In the meantime, you should be able to mount your NTFS partitions using this command in the Terminal:
$ sudo mount /dev/hda1 /mnt
This command will mount your 30Gig Windows partition. To view the contents, just navigate to the /mnt directory in Nautilus. You'll see the contents of the NTFS drive there. Why? Because that's the directory that the above command mounted the drive in.
To access your secondary 12Gig NTFS partition, first unmount the hda1 partition by using this command:
$ sudo umount /dev/hda1 /mnt
After you've unmounted that partition, you can mount the secondary one:
$ sudo mount /dev/hda5 /mnt
This will allow you access via Nautilus to that partition. Again, you'll find the contents in the /mnt directory in Nautilus.

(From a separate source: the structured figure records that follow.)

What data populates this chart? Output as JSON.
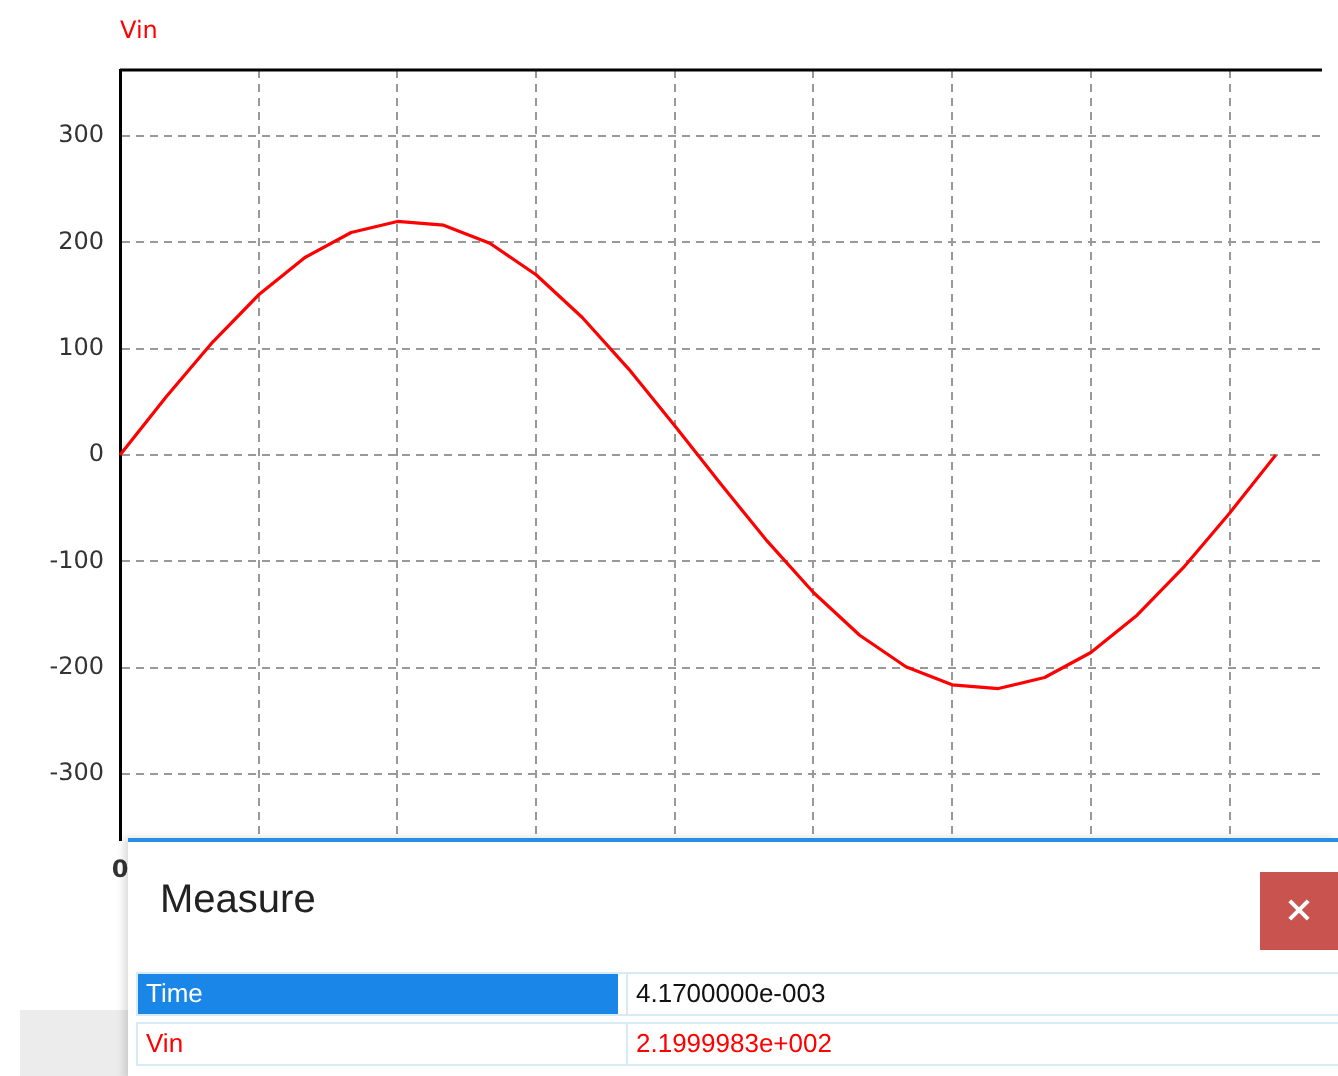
{
  "chart_data": {
    "type": "line",
    "categories": [
      "0",
      null,
      null,
      null,
      null,
      null,
      null,
      null,
      null,
      null,
      null,
      null,
      null,
      null,
      null,
      null,
      null,
      null,
      null,
      null,
      null,
      null,
      null,
      null,
      null,
      null,
      null
    ],
    "series": [
      {
        "name": "Vin",
        "color": "#ff0000",
        "values": [
          0,
          54.7,
          106,
          150.6,
          185.7,
          209.2,
          219.6,
          216.1,
          199.1,
          169.5,
          129.3,
          81,
          27.6,
          -27.6,
          -81,
          -129.3,
          -169.5,
          -199.1,
          -216.1,
          -219.6,
          -209.2,
          -185.7,
          -150.6,
          -106,
          -54.7,
          0,
          null
        ]
      }
    ],
    "ylim": [
      -362,
      362
    ],
    "yticks": [
      -300,
      -200,
      -100,
      0,
      100,
      200,
      300
    ],
    "grid": true,
    "marker": "none",
    "line_style": "solid",
    "annotations": [
      "Measure",
      "Time",
      "4.1700000e-003",
      "2.1999983e+002"
    ]
  }
}
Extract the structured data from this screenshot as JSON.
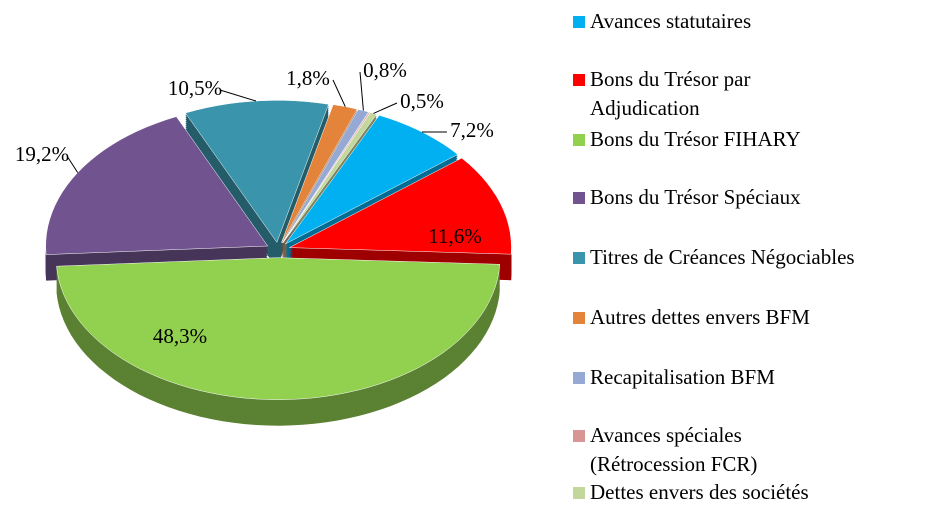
{
  "chart_data": {
    "type": "pie",
    "categories": [
      "Avances statutaires",
      "Bons du Trésor par Adjudication",
      "Bons du Trésor FIHARY",
      "Bons du Trésor Spéciaux",
      "Titres de Créances Négociables",
      "Autres dettes envers BFM",
      "Recapitalisation BFM",
      "Avances spéciales (Rétrocession FCR)",
      "Dettes envers des sociétés"
    ],
    "values": [
      7.2,
      11.6,
      48.3,
      19.2,
      10.5,
      1.8,
      0.8,
      0.1,
      0.5
    ],
    "value_labels": [
      "7,2%",
      "11,6%",
      "48,3%",
      "19,2%",
      "10,5%",
      "1,8%",
      "0,8%",
      null,
      "0,5%"
    ],
    "colors": [
      "#00b0f0",
      "#ff0000",
      "#92d050",
      "#71548f",
      "#3a94ab",
      "#e3843a",
      "#95a9d4",
      "#d99594",
      "#c3d69b"
    ],
    "legend": "right"
  }
}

You can create a couple directories within /mnt to allow you to have both partitions mounted at the same time. Let's call the directories windows_main and windows_secondary.
$ cd /mnt
$ sudo mkdir windows_main windows_secondary
Now to mount both partitions:
$ sudo mount /dev/hda1 /mnt/windows_main
$ sudo mount /dev/hda5 /mnt/windows_secondary
Now they're both mounted. You can find the contents in the /mnt/windows_main and /mnt/windows_secondary directories that you previously created.
If you can get someone to explain to you how ntfs-3g works in the graphic interface, you'll be able to "auto-mount" these partitions at boot up and access them throughout your session without having to do the above command line commands.